Fashion

Commission promises new food regulation rules after animal cloning talks collapse

Commission promises new food regulation rules after animal cloning talks collapse

Commission to draft separate proposals on novel foods and cloning, after talks on a single law collapsed.

By

3/30/11, 10:16 PM CET

Updated 5/21/14, 12:02 PM CET

The European Commission responded immediately to the collapse of talks on Tuesday (29 March) on updating the 1997 ‘novel foods’ regulation. It promised to draft new, separate proposals: one on the less contentious issue of regulating new and unusual foods, and another on cloning for food production – the issue that proved an insuperable obstacle in this attempt at legislation.

A spokesman for John Dalli, the European commissioner for health and consumer policy, confirmed that the Commission would present separate laws on cloning for food purposes and other novel foods within the next two years. “We cannot stay forever with the 1997 rules,” he said.

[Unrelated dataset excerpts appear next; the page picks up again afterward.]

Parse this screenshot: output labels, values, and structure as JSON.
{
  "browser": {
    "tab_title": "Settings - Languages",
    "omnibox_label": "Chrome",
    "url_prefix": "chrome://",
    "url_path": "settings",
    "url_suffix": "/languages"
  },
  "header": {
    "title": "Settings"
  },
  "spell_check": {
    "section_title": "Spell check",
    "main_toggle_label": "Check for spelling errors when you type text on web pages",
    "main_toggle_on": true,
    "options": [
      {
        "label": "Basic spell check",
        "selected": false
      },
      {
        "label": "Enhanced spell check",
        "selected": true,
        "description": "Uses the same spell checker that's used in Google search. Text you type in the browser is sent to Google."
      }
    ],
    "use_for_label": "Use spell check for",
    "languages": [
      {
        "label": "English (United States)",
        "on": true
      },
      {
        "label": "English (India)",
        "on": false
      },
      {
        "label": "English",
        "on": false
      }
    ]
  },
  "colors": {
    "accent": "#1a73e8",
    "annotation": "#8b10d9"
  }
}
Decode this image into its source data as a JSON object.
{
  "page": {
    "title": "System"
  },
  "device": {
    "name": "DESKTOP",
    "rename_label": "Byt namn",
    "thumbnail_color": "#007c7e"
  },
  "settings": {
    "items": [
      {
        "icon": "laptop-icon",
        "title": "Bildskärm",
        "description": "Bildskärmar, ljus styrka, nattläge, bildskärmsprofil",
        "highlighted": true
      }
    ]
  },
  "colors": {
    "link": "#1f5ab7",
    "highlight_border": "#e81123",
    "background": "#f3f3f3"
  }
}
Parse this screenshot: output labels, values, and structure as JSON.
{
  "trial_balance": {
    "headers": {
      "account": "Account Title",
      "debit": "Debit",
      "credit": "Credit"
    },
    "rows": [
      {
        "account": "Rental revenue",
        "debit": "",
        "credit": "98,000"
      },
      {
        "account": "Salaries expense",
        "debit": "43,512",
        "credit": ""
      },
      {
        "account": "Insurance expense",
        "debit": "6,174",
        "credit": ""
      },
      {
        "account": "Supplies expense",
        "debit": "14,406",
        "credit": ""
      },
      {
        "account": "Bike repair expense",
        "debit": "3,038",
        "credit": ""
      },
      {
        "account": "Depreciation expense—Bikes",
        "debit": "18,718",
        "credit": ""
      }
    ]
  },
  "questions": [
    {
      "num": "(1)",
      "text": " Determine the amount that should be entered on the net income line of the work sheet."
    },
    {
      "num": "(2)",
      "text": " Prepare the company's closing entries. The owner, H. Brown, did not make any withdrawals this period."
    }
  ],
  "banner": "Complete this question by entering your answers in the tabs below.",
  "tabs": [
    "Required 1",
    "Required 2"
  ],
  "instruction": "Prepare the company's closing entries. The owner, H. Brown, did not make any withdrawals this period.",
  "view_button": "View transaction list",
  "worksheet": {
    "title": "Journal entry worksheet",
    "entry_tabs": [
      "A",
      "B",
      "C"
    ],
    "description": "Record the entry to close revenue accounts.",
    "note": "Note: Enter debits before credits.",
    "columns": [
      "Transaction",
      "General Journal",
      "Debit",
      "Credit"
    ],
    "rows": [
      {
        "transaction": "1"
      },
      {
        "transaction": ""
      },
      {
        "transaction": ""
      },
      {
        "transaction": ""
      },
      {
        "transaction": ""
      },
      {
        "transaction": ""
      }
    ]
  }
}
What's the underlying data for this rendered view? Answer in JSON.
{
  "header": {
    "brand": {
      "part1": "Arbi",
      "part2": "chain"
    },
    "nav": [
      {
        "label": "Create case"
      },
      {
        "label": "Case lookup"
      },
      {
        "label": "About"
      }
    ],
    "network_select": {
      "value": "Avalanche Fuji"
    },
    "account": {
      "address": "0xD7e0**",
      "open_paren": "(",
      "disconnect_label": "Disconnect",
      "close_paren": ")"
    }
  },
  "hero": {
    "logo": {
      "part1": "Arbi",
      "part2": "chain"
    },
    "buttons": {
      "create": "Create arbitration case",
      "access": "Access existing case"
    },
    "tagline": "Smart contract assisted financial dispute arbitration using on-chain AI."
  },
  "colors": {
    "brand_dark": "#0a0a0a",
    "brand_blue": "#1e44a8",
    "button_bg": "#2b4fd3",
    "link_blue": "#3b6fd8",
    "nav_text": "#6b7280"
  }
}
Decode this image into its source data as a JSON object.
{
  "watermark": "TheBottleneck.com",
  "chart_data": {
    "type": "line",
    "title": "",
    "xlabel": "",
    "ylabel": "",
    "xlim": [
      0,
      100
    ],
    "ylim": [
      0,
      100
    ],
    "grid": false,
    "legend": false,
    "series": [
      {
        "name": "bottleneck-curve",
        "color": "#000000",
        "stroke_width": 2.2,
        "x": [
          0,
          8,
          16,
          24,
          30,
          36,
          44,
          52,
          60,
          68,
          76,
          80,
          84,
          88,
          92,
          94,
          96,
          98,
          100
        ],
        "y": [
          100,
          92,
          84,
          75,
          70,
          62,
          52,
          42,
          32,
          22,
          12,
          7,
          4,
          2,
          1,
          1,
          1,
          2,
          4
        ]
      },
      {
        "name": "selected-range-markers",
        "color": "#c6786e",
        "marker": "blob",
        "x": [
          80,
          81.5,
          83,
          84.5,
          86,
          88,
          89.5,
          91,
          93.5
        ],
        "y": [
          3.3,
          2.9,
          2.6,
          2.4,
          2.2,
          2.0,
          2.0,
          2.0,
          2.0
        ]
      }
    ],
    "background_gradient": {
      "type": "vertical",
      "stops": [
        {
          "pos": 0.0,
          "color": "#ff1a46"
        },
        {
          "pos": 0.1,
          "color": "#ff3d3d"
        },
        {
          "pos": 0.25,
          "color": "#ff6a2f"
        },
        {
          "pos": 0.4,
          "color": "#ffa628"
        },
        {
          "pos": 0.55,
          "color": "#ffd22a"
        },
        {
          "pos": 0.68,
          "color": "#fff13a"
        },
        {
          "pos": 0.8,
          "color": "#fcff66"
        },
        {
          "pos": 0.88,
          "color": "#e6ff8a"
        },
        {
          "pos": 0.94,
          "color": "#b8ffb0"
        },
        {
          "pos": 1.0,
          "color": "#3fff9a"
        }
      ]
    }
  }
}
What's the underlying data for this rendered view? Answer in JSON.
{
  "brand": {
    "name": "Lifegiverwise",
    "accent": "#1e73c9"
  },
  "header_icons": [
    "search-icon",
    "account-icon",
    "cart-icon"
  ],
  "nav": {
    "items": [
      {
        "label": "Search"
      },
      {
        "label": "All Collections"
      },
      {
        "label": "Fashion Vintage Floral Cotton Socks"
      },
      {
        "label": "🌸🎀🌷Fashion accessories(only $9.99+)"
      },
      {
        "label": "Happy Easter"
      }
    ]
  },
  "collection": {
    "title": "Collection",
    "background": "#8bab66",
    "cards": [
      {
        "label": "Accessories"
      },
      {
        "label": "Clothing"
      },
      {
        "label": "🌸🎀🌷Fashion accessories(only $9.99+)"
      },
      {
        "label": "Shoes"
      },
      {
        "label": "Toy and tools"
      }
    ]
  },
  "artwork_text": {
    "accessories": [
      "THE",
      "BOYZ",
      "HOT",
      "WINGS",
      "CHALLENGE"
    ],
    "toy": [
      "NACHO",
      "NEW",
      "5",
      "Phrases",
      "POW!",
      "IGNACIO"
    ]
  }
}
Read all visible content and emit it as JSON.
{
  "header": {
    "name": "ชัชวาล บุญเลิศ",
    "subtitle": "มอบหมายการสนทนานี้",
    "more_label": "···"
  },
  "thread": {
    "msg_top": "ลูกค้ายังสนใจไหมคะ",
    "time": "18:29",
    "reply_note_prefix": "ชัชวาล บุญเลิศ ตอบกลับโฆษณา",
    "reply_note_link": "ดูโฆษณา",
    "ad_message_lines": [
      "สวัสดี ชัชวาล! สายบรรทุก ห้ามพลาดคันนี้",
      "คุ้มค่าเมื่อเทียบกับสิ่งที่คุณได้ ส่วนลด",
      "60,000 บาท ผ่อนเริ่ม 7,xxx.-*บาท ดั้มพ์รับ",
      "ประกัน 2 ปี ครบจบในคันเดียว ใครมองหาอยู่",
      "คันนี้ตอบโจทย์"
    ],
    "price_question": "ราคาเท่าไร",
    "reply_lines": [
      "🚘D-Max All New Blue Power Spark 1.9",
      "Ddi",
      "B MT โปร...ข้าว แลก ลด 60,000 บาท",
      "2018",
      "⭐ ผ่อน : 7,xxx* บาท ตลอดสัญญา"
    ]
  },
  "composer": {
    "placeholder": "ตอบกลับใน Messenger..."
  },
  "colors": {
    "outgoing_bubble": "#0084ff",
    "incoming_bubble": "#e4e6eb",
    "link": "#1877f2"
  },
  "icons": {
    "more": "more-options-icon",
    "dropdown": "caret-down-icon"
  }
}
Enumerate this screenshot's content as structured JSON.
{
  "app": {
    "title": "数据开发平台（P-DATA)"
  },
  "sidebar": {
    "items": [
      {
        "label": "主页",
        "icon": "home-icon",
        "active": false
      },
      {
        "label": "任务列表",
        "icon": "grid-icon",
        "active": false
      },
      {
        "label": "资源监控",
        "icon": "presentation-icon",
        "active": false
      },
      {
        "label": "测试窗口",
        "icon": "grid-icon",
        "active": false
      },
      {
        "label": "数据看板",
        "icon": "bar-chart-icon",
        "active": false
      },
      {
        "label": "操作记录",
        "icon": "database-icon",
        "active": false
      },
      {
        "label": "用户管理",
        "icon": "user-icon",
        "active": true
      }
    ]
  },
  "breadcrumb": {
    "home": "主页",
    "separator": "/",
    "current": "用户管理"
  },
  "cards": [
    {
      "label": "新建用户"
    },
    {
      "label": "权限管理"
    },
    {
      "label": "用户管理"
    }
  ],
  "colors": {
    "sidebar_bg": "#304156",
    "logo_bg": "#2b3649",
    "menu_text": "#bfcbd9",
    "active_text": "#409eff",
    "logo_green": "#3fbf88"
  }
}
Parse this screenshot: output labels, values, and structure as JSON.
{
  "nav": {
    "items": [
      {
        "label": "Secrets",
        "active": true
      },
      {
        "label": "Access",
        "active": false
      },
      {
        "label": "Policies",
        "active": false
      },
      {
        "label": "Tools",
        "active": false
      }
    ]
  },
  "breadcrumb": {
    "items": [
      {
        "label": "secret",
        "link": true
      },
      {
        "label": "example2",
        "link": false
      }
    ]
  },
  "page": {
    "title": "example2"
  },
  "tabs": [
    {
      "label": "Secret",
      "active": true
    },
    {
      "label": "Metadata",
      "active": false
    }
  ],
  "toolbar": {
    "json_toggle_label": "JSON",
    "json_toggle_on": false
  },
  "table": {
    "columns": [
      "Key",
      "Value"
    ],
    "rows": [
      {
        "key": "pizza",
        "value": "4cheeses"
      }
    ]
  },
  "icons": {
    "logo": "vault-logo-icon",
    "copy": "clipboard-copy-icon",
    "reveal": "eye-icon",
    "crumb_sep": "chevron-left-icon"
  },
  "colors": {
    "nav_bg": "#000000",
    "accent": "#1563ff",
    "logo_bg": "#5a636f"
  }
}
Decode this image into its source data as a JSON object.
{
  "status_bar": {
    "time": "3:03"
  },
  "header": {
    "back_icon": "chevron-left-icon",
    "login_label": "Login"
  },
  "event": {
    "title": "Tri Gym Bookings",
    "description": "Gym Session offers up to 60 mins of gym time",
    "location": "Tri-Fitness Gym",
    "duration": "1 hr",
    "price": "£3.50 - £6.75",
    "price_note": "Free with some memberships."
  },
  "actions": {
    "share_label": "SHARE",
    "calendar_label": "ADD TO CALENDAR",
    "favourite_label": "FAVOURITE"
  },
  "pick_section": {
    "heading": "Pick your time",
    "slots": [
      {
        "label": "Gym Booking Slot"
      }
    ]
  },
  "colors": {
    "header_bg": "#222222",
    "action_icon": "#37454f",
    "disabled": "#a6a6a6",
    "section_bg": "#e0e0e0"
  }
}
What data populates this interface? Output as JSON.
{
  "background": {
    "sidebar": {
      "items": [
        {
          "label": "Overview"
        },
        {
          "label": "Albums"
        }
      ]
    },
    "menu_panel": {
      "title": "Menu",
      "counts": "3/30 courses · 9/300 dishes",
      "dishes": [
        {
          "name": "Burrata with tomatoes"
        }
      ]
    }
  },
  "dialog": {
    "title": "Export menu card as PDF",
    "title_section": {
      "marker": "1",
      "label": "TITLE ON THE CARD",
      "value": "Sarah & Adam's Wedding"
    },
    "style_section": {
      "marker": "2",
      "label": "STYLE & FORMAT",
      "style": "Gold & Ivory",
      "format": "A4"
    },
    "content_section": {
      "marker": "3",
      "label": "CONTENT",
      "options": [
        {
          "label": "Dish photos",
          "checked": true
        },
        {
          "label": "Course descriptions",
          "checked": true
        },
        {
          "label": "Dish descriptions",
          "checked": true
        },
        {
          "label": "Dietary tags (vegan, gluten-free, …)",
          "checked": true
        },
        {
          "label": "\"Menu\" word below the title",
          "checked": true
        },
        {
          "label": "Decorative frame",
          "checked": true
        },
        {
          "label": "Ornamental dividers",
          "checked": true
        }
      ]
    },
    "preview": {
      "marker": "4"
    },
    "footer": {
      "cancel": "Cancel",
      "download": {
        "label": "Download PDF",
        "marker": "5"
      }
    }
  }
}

When an all-night negotiating session between the Council of Ministers, the European Parliament and the European Commission ended with no deal, the Council and the Parliament blamed each other for the disintegration of talks. Three years of work had been lost, diplomats said, amid mutual recriminations.

During the 11-hour meeting, the two sides came close to a compromise on the question of whether to ban the sale of meat from the progeny of clones as the Parliament wished, but member states resisted.

Labelling row

The Council conceded that any food products derived from the first generation of clones’ offspring should be labelled as such, if a Commission report showed that it would be feasible. But the Parliament insisted that all food derived from clones and their descendants should be subject to  labelling, without relying on the feasibility study.

The Parliament “chose to go down the road of political grandstanding…and tried to push the Council to accept a misleading, unfeasible solution that in practice would have required drawing a family tree for each slice of cheese or salami”, said Sándor Fazekas, Hungary’s minister for rural development, who led negotiations on behalf of the Council.

The Parliament blamed the Council for the failure of the talks. “We made a huge effort to compromise but we were not willing to betray consumers on their right to know whether food comes from animals bred using clones,” said Italian Socialist MEP Gianni Pittella and Dutch European United Left MEP Kartika Liotard in a joint statement.

Innovative foods

Meat and milk from cloned animals can be sold in the EU only if approved under the 1997 novel foods regulation.

These rules also cover innovative foods, such as margarines that claim to reduce cholesterol, or traditional foods not known in the EU before this date.

Dalli said it was “a great pity” that the EU had lost the novel foods regulation, which would have introduced new rules on nano-materials in food and faster procedures for authorising novel foods.

Before the talks collapsed, the EU institutions had agreed that food manufacturers should be obliged to get approval for and label any products containing nano-materials. Currently, only nanotechnology in cosmetics is regulated in EU law.